The underlying rate of global production has quickened. In a report from August 2024, ExxonMobil Corp. (XOM) said global oil and natural-gas supplies would "virtually disappear without continued investment." It estimated that oil production would naturally decline at a rate of about 15% per year. In other words, with no new investment, global oil supplies would fall by more than 15 million barrels per day in the first year alone, ExxonMobil said.
"Decline rates of existing fields are the biggest driver for new supply needed, and the reason significant investment is still required even before accounting for demand growth," the ExxonMobil report said. "The annual decline of existing supply is higher now, with an increasing mix of unconventional resources, such as U.S. tight oil, which decline faster than conventional oil and natural gas resources."
Declines in U.S. unconventional oil production, or crude oil derived from methods other than traditional vertical drilling and pumping, is "staggering," said Majcher.
The U.S. decline rate is at a pace roughly equivalent to what Canada produces on a yearly basis - at around 6 million barrels per day, he said, so the "U.S. needs to add a Canada of oil production to stay flat." That gets harder and harder over time, he said.
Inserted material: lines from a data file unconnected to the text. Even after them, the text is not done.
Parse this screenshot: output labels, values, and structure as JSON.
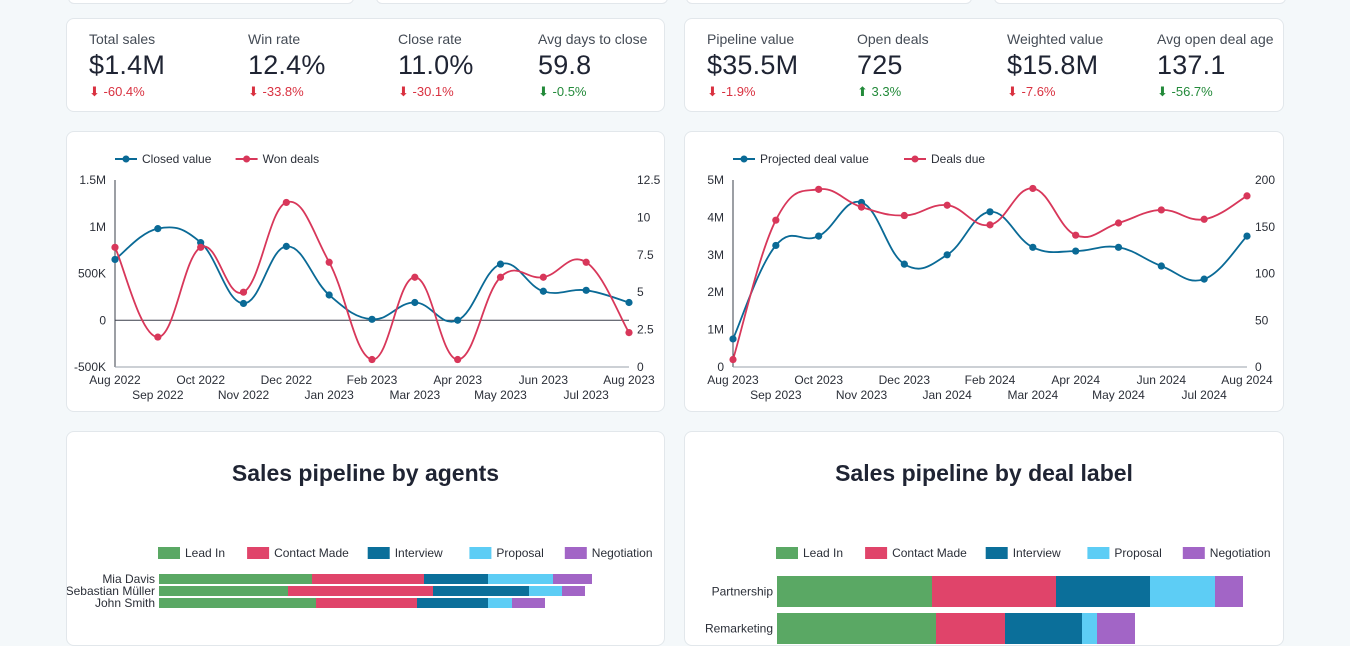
{
  "colors": {
    "blue": "#0a6a96",
    "red": "#d8375a",
    "lead_in": "#5aa864",
    "contact_made": "#e0446a",
    "interview": "#0b6f9a",
    "proposal": "#5dcdf5",
    "negotiation": "#a265c6",
    "negative": "#d93140",
    "positive": "#238a3a"
  },
  "kpis_left": [
    {
      "label": "Total sales",
      "value": "$1.4M",
      "delta": "-60.4%",
      "direction": "down",
      "icon": "arrow-down-icon"
    },
    {
      "label": "Win rate",
      "value": "12.4%",
      "delta": "-33.8%",
      "direction": "down",
      "icon": "arrow-down-icon"
    },
    {
      "label": "Close rate",
      "value": "11.0%",
      "delta": "-30.1%",
      "direction": "down",
      "icon": "arrow-down-icon"
    },
    {
      "label": "Avg days to close",
      "value": "59.8",
      "delta": "-0.5%",
      "direction": "good",
      "icon": "arrow-down-icon"
    }
  ],
  "kpis_right": [
    {
      "label": "Pipeline value",
      "value": "$35.5M",
      "delta": "-1.9%",
      "direction": "down",
      "icon": "arrow-down-icon"
    },
    {
      "label": "Open deals",
      "value": "725",
      "delta": "3.3%",
      "direction": "up",
      "icon": "arrow-up-icon"
    },
    {
      "label": "Weighted value",
      "value": "$15.8M",
      "delta": "-7.6%",
      "direction": "down",
      "icon": "arrow-down-icon"
    },
    {
      "label": "Avg open deal age",
      "value": "137.1",
      "delta": "-56.7%",
      "direction": "good",
      "icon": "arrow-down-icon"
    }
  ],
  "chart_data": [
    {
      "type": "line",
      "title": "",
      "categories": [
        "Aug 2022",
        "Sep 2022",
        "Oct 2022",
        "Nov 2022",
        "Dec 2022",
        "Jan 2023",
        "Feb 2023",
        "Mar 2023",
        "Apr 2023",
        "May 2023",
        "Jun 2023",
        "Jul 2023",
        "Aug 2023"
      ],
      "series": [
        {
          "name": "Closed value",
          "axis": "left",
          "values": [
            650000,
            980000,
            830000,
            180000,
            790000,
            270000,
            10000,
            190000,
            0,
            600000,
            310000,
            320000,
            190000
          ]
        },
        {
          "name": "Won deals",
          "axis": "right",
          "values": [
            8,
            2,
            8,
            5,
            11,
            7,
            0.5,
            6,
            0.5,
            6,
            6,
            7,
            2.3
          ]
        }
      ],
      "left_axis": {
        "min": -500000,
        "max": 1500000,
        "ticks": [
          -500000,
          0,
          500000,
          1000000,
          1500000
        ],
        "tick_labels": [
          "-500K",
          "0",
          "500K",
          "1M",
          "1.5M"
        ]
      },
      "right_axis": {
        "min": 0,
        "max": 12.5,
        "ticks": [
          0,
          2.5,
          5,
          7.5,
          10,
          12.5
        ],
        "tick_labels": [
          "0",
          "2.5",
          "5",
          "7.5",
          "10",
          "12.5"
        ]
      },
      "legend_position": "top-left"
    },
    {
      "type": "line",
      "title": "",
      "categories": [
        "Aug 2023",
        "Sep 2023",
        "Oct 2023",
        "Nov 2023",
        "Dec 2023",
        "Jan 2024",
        "Feb 2024",
        "Mar 2024",
        "Apr 2024",
        "May 2024",
        "Jun 2024",
        "Jul 2024",
        "Aug 2024"
      ],
      "series": [
        {
          "name": "Projected deal value",
          "axis": "left",
          "values": [
            750000,
            3250000,
            3500000,
            4400000,
            2750000,
            3000000,
            4150000,
            3200000,
            3100000,
            3200000,
            2700000,
            2350000,
            3500000
          ]
        },
        {
          "name": "Deals due",
          "axis": "right",
          "values": [
            8,
            157,
            190,
            171,
            162,
            173,
            152,
            191,
            141,
            154,
            168,
            158,
            183
          ]
        }
      ],
      "left_axis": {
        "min": 0,
        "max": 5000000,
        "ticks": [
          0,
          1000000,
          2000000,
          3000000,
          4000000,
          5000000
        ],
        "tick_labels": [
          "0",
          "1M",
          "2M",
          "3M",
          "4M",
          "5M"
        ]
      },
      "right_axis": {
        "min": 0,
        "max": 200,
        "ticks": [
          0,
          50,
          100,
          150,
          200
        ],
        "tick_labels": [
          "0",
          "50",
          "100",
          "150",
          "200"
        ]
      },
      "legend_position": "top-left"
    },
    {
      "type": "bar",
      "orientation": "horizontal",
      "stacked": true,
      "title": "Sales pipeline by agents",
      "categories": [
        "Mia Davis",
        "Sebastian Müller",
        "John Smith"
      ],
      "series": [
        {
          "name": "Lead In",
          "values": [
            153,
            129,
            157
          ]
        },
        {
          "name": "Contact Made",
          "values": [
            112,
            145,
            101
          ]
        },
        {
          "name": "Interview",
          "values": [
            64,
            96,
            71
          ]
        },
        {
          "name": "Proposal",
          "values": [
            65,
            33,
            24
          ]
        },
        {
          "name": "Negotiation",
          "values": [
            39,
            23,
            33
          ]
        }
      ],
      "x_max": 490,
      "legend_position": "top"
    },
    {
      "type": "bar",
      "orientation": "horizontal",
      "stacked": true,
      "title": "Sales pipeline by deal label",
      "categories": [
        "Partnership",
        "Remarketing"
      ],
      "series": [
        {
          "name": "Lead In",
          "values": [
            155,
            159
          ]
        },
        {
          "name": "Contact Made",
          "values": [
            124,
            69
          ]
        },
        {
          "name": "Interview",
          "values": [
            94,
            77
          ]
        },
        {
          "name": "Proposal",
          "values": [
            65,
            15
          ]
        },
        {
          "name": "Negotiation",
          "values": [
            28,
            38
          ]
        }
      ],
      "x_max": 490,
      "legend_position": "top"
    }
  ]
}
U.S. production is likely to decline at current prices, said Majcher. "There are signs that that is currently happening."
U.S. crude-oil production was at 13.44 million barrels per day for the week ended June 20, down from 13.57 million three months ago, according to the Energy Information Administration. Weekly data shows production was at a record high of 13.63 million for the week ended Dec. 6, 2024.
The oil market is seeing OPEC+ adding to global supply and assuming that there is no room for these additional barrels, said Majcher. However, he believes the decline rate in global oil production will "eat up the excess supply fairly quickly to balance the market."